# Worship Tomorrow



## fishingpipe (Mar 31, 2012)

I'm not sure I'll be able to sleep tonight from being so excited about worship tomorrow. 

I'm usually pretty pumped about the Lord's day already, but tomorrow we are having Dr. Pipa preach for us as he has been once monthly. We're then observing the sacrament of baptism for the infant daughter of a dear family in our church. Our pastor-elect, Gabe Fluhrer, is administering the baptism. After that we're observing the Lord's Supper. And then we're having a fellowship luncheon.

It's not often you get to do all of that (both sacraments) in one service. Especially in smaller, Presbyterian, reformed churches.

The family of the baby being baptized has a number of unbelieving family members planning to attend. If you see this before the morning - please pray they hear the gospel, and that God works in them according to His will.


----------



## Scott1 (Mar 31, 2012)

The Lord's Day is a delight, and sounds like you are experiencing some of that.
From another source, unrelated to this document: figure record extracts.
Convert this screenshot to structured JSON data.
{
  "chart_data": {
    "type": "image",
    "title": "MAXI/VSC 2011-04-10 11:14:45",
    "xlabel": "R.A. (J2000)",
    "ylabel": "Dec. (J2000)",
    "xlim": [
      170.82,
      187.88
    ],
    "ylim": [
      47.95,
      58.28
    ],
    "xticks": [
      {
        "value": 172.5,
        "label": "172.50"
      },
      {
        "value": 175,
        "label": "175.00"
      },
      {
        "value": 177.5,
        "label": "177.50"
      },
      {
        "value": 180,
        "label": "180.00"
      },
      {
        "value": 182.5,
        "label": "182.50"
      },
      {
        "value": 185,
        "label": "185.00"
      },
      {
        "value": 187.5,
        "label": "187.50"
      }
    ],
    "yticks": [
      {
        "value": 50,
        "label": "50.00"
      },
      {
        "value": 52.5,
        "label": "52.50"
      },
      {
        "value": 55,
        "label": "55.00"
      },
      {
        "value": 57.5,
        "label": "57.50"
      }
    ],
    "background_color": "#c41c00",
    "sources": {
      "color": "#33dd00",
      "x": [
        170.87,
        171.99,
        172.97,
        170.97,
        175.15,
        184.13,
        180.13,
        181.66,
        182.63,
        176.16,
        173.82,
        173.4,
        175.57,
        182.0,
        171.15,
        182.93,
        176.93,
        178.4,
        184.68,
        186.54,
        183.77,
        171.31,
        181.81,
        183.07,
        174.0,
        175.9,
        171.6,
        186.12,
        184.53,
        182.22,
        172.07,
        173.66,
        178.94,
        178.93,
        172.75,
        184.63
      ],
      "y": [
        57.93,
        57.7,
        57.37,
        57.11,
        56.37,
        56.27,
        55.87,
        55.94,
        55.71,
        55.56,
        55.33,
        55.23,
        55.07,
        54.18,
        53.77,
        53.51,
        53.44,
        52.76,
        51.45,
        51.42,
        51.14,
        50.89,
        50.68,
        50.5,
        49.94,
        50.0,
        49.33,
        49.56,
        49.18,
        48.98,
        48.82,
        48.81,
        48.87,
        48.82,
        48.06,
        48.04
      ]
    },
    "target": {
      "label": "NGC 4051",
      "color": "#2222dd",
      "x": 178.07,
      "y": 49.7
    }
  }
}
You are indeed blessed, and to have Dr. Pipa!


----------



## Unoriginalname (Mar 31, 2012)

That sounds superb, I am glad to hear about what the Lord is doing in your church.


----------



## MarieP (Mar 31, 2012)

I know how it feels to be so excited it's hard to fall asleep! Praying God will give you sleep so you will be ready to worship tomorrow!!!


----------